Give this one a try--You will never miss the meat!
|3⁄4 c||olive oil|
|1 1⁄2 lb||yellow onion (chopped)|
|3 t||garlic (minced)|
|1 t||chipotle pepper (ground )|
|9 1⁄2 oz||seitan (shredded )|
|1 lb||zucchini (diced )|
|2 lb||red bell pepper (diced)|
|4 T||chili powder|
|1 T||ground cumin|
|1 T||dried basil|
|3 T||lemon juice|
|1 t||salt and black pepper, or to taste|
|1 t||fennel seed|
|40 oz||diced tomatoes (canned )|
|20 oz||tomato sauce|
|1 c||kidney beans (canned, drained and rinsed )|
|1 c||pinto beans (canned, drained and rinsed)|
|1 c||garbanzo beans (canned, drained and rinsed)|
In large stockpot, sauté onion in 1/2 cup olive oil until tender. Add garlic and chipotle and sauté 5-10 minutes longer.
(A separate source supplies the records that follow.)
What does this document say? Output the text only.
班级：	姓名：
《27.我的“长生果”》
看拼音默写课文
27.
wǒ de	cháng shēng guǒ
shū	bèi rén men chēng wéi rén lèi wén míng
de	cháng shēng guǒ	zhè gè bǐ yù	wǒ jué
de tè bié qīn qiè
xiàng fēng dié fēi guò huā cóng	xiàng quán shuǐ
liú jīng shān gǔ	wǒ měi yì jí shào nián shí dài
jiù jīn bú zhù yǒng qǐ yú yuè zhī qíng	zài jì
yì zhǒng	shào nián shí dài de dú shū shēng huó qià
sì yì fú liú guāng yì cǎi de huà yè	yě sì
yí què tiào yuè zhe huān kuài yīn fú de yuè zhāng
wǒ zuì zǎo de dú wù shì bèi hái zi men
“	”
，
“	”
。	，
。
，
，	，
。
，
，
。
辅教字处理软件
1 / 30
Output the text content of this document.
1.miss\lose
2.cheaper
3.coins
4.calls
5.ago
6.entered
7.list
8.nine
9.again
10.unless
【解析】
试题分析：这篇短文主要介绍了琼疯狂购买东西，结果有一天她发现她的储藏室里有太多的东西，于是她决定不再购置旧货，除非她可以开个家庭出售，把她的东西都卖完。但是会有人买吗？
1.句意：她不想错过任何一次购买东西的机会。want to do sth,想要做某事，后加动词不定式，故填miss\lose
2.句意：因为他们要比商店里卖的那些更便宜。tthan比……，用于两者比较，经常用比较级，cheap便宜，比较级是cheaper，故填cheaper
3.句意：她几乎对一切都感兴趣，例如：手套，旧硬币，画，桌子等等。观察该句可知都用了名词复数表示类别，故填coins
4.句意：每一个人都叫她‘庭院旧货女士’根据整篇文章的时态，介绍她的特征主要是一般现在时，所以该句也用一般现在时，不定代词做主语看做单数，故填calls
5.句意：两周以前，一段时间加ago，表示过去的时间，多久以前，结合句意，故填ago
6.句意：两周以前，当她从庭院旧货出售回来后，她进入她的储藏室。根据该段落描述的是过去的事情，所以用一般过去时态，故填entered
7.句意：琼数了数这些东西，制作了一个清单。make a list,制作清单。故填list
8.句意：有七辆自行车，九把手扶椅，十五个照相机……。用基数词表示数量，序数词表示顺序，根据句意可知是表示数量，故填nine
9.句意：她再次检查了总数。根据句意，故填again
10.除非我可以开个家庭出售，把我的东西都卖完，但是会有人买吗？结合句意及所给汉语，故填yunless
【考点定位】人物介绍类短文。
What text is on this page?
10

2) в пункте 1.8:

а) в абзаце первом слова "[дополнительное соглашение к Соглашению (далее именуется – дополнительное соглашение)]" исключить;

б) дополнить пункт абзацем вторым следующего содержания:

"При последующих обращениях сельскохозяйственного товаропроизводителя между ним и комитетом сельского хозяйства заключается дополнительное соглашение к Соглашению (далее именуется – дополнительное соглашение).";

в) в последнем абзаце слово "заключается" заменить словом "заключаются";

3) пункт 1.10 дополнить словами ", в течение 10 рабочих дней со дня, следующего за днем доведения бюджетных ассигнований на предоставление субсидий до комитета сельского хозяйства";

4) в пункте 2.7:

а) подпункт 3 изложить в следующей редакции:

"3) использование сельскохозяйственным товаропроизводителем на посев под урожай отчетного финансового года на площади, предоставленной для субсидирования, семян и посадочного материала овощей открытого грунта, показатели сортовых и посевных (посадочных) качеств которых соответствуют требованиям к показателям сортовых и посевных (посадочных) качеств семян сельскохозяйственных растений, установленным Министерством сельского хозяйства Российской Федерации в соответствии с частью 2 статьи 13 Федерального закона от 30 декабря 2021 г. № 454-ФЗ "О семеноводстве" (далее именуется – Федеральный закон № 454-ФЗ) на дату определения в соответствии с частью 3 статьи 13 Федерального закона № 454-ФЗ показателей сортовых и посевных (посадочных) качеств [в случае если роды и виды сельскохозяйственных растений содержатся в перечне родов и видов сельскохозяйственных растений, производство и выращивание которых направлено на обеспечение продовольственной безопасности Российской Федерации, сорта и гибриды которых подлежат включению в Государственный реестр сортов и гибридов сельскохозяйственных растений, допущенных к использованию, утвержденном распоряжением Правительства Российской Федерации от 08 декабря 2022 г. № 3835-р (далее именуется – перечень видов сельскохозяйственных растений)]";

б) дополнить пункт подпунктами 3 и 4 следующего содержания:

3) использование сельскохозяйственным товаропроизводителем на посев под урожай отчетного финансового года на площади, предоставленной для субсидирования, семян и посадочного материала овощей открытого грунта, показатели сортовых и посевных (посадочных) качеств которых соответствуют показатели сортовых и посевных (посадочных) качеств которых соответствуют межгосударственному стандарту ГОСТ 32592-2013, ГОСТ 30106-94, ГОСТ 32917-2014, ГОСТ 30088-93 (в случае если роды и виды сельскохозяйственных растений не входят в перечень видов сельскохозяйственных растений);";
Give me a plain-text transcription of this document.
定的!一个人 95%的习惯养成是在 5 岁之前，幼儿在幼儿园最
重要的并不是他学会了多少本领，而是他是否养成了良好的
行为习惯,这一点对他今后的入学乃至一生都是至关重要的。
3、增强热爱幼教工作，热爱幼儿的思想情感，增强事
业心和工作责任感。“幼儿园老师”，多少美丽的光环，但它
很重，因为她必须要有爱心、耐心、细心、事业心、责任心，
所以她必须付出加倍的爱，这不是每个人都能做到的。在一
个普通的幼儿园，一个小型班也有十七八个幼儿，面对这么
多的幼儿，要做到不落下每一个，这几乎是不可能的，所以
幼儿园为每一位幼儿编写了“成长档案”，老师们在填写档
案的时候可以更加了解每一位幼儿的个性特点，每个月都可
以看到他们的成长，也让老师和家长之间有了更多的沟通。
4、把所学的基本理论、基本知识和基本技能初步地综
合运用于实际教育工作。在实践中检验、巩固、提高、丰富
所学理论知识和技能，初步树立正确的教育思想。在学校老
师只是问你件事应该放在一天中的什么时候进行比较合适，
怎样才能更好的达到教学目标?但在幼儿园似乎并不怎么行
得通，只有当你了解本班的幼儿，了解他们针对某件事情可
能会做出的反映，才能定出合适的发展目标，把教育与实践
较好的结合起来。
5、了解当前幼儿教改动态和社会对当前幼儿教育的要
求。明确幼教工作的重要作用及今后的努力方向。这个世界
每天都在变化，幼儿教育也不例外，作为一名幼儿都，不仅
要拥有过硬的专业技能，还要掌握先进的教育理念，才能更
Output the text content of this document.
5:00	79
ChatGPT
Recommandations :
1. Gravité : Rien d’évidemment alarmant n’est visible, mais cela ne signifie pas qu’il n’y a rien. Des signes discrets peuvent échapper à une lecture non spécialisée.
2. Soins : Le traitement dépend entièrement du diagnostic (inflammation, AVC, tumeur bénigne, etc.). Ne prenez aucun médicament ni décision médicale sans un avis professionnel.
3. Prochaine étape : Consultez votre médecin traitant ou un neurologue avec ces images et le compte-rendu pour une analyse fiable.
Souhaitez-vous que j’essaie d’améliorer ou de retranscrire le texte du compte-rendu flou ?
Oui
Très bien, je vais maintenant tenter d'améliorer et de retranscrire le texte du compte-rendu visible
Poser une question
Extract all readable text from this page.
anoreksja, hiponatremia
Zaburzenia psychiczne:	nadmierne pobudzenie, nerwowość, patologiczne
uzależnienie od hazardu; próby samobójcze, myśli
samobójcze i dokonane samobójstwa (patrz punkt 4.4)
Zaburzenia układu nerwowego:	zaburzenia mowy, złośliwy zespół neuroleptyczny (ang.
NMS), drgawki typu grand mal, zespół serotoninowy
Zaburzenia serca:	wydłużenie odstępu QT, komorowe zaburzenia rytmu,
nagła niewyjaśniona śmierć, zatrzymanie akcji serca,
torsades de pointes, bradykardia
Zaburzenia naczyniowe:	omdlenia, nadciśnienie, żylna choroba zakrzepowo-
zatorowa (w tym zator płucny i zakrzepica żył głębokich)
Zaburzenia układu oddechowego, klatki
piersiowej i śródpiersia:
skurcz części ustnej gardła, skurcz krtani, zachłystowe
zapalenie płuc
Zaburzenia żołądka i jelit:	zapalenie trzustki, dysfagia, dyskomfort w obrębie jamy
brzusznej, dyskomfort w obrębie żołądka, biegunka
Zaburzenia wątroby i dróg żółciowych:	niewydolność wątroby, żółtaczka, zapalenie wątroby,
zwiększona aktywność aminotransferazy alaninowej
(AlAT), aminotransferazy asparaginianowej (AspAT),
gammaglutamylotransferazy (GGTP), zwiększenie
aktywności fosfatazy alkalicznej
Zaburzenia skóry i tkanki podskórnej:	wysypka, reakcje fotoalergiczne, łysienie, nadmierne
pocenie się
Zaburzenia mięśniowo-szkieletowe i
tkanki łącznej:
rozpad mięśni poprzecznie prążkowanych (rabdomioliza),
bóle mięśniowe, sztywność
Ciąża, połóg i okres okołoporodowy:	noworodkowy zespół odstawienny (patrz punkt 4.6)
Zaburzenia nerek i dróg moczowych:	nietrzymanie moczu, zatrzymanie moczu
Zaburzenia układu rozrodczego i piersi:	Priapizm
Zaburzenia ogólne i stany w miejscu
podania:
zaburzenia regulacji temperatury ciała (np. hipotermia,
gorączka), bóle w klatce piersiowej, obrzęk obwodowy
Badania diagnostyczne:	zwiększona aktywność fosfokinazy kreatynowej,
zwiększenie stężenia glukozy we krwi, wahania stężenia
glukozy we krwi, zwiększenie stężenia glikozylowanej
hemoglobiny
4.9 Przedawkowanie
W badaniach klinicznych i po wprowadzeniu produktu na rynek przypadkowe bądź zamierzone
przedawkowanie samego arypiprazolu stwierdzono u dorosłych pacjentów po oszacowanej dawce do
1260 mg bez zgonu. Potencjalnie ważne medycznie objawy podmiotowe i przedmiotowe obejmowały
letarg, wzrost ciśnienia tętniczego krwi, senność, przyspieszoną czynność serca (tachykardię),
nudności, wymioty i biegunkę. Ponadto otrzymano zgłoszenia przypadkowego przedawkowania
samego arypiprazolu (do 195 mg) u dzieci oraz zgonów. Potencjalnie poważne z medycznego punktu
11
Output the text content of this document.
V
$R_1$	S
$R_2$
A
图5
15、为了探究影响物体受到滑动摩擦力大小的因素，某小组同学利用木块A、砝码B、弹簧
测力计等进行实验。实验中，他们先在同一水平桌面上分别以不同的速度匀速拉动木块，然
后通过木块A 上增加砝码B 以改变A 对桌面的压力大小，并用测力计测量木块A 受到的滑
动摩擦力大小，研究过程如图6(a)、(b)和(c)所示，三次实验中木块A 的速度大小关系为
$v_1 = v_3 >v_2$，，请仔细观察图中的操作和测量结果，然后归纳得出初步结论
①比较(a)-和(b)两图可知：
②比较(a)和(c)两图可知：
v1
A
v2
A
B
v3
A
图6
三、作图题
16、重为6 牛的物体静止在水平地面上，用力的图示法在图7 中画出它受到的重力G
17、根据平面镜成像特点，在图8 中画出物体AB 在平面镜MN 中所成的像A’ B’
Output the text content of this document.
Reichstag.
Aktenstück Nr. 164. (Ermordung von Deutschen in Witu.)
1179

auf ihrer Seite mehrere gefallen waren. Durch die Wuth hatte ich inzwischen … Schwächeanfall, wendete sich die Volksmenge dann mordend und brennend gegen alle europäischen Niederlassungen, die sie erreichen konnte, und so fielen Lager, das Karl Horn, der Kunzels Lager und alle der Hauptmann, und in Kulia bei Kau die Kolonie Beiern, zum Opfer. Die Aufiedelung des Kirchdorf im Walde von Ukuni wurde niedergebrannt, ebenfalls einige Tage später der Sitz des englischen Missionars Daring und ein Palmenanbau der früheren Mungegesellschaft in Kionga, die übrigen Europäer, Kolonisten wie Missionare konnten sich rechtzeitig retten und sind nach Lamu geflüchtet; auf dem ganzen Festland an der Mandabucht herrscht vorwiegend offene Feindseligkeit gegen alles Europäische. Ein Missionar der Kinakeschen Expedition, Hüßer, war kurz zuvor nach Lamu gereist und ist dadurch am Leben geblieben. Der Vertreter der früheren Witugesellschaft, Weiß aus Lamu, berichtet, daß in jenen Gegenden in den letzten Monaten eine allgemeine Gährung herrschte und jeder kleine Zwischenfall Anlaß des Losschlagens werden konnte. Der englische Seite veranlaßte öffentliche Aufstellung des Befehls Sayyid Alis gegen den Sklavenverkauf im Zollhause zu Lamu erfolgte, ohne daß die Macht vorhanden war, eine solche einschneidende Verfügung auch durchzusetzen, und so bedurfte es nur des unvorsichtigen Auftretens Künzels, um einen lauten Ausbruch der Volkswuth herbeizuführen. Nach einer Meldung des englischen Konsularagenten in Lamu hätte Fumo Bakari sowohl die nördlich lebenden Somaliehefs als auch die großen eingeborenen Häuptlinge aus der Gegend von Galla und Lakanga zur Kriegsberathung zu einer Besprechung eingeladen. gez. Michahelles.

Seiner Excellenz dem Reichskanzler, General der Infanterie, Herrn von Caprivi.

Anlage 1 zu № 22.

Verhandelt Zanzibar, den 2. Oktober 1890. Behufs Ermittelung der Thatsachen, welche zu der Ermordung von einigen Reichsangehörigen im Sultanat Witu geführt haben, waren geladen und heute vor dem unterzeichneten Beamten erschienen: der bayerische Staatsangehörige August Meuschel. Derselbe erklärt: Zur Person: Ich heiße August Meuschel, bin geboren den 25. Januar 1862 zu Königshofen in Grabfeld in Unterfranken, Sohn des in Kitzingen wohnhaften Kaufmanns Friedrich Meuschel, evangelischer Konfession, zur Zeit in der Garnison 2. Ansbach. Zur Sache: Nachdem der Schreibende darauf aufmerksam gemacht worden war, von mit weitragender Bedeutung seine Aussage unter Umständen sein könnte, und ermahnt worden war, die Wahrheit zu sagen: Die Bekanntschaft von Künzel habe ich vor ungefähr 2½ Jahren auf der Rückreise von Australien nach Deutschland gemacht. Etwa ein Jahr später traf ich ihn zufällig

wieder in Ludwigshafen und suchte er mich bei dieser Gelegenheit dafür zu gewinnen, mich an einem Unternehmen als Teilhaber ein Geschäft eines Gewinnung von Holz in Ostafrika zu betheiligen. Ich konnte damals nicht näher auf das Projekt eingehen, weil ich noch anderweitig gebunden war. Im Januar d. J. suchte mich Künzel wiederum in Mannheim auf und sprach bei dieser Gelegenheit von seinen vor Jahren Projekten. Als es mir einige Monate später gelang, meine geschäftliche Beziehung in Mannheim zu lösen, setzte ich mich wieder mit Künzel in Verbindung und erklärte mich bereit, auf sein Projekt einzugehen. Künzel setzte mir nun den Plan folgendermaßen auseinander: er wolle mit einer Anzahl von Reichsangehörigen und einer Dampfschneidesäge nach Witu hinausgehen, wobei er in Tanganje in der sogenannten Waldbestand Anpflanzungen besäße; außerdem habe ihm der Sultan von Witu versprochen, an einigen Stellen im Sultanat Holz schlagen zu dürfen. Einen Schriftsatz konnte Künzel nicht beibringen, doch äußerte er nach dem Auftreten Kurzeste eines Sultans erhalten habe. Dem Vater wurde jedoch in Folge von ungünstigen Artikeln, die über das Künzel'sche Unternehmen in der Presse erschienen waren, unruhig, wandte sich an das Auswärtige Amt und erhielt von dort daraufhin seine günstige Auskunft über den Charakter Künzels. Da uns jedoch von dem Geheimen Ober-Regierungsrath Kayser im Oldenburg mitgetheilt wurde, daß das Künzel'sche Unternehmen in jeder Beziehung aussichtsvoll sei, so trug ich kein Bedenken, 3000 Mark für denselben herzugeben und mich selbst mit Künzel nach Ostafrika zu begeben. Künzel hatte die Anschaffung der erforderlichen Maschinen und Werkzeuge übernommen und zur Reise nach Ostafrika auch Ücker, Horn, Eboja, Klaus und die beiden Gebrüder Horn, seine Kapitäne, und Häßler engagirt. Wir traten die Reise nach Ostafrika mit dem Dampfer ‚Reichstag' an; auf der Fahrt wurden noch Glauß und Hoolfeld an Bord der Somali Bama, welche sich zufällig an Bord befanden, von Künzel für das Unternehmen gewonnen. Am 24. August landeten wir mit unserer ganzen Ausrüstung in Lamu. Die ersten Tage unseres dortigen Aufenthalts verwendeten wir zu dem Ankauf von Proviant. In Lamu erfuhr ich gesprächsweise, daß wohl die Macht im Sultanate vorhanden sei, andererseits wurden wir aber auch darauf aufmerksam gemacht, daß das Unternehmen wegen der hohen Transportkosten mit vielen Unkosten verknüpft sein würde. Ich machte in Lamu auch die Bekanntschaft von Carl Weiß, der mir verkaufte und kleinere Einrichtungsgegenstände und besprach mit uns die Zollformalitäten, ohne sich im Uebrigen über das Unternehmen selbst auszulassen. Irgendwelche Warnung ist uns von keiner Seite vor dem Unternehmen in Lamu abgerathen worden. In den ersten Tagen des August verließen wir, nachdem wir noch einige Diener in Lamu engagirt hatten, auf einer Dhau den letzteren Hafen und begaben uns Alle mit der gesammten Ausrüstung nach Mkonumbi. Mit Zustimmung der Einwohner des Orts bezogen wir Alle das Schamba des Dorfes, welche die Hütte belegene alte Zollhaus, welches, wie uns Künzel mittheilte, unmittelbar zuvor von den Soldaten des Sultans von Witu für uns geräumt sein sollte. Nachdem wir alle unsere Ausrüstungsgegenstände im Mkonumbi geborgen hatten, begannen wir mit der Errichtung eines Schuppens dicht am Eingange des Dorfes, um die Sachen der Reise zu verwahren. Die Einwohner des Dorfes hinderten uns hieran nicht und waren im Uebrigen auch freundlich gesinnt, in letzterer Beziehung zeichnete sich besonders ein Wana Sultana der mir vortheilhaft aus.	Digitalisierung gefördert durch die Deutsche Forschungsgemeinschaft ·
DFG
Add shredded seitan and sauté an additional 5-10 minutes. Add spices and continue cooking. In a separate pot, sauté zucchini and bell pepper in remaining ¼ cup oil until tender. Add to stockpot with remaining ingredients and simmer until ready to serve, or refrigerate for later use.
Cornbread is a perfect partner for this chili.